Padahal, ‘cengkeraman tangan kekuasaan’ Jokowi kini mulai melemah, seiring posisi Jokowi yang kini cuma sebagai mantan presiden. Kegagalan Bobby Nasution ‘menguasai’ Blok Singkil, pun banyaknya warga Sumut mengejeknya karena kasus Blok Singkil ini, sesungguhnya adalah gambaran bagaimana Bobby Nasution kini tak bisa lagi mengandalkan pola kepemimpinan mentang-mentang, akibat semakin melemahnya cengkeraman tangan Jokowi di pemerintahan saat ini.
Dan Bobby Nasution mestinya belajar dari kasus Blok Singkil.
Bobby Nasution jangan lagi menerapkan pola kepemimpinan mentang-mentang di dalam memimpin Sumatera Utara.

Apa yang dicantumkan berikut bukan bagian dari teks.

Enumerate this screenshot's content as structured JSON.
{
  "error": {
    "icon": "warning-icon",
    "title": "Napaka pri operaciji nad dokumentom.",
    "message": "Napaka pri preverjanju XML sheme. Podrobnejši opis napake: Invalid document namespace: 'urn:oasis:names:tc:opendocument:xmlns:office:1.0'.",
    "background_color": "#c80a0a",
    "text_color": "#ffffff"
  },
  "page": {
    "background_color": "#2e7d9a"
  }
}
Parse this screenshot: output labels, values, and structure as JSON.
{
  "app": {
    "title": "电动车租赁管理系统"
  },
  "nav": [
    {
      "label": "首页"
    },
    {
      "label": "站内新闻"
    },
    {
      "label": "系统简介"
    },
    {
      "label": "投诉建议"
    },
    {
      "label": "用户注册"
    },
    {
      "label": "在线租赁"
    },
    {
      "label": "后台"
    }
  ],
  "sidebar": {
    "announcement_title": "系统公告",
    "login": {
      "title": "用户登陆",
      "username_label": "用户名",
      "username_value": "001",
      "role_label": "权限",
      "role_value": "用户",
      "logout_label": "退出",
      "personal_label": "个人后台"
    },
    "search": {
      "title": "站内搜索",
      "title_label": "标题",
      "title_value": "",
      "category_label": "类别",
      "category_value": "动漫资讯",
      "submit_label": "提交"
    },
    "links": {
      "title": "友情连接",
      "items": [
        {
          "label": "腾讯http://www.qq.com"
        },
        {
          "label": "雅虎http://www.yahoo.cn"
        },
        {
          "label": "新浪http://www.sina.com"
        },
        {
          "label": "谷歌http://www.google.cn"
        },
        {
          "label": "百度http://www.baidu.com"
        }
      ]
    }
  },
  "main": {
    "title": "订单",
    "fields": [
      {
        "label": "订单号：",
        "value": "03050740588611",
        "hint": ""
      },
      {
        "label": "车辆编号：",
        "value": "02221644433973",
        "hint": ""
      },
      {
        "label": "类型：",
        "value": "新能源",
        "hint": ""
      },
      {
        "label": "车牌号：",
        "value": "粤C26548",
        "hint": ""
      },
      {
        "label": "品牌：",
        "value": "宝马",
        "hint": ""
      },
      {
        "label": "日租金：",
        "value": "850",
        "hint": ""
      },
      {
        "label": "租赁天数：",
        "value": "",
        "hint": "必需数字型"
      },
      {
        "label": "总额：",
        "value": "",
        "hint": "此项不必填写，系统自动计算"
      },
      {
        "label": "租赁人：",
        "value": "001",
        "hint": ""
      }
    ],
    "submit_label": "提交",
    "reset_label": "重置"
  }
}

Dia jangan lagi mengabaikan etika dan aturan yang ada. Sebab, tak tertutup kemungkinan, cengkeraman tangan Jokowi di pemerintahan saat ini akan semakin terus melemah dan melemah.
Di saat cengkeraman tangan Jokowi semakin melemah, itu berarti akan semakin besar peluang dan keberanian aparat penegak hukum melakukan pengawasan terhadap segala kebijakan Bobby Nasution sebagai Gubernur Sumut. Bahkan juga, melakukan pengawasan atas kebijakan Bobby Nasution terdahulu saat menjadi Walikota Medan. Dan itu, berarti malapetaka.
Mangkanya…
---------------------
*Penulis adalah Jurnalis Utama, menetap di Medan.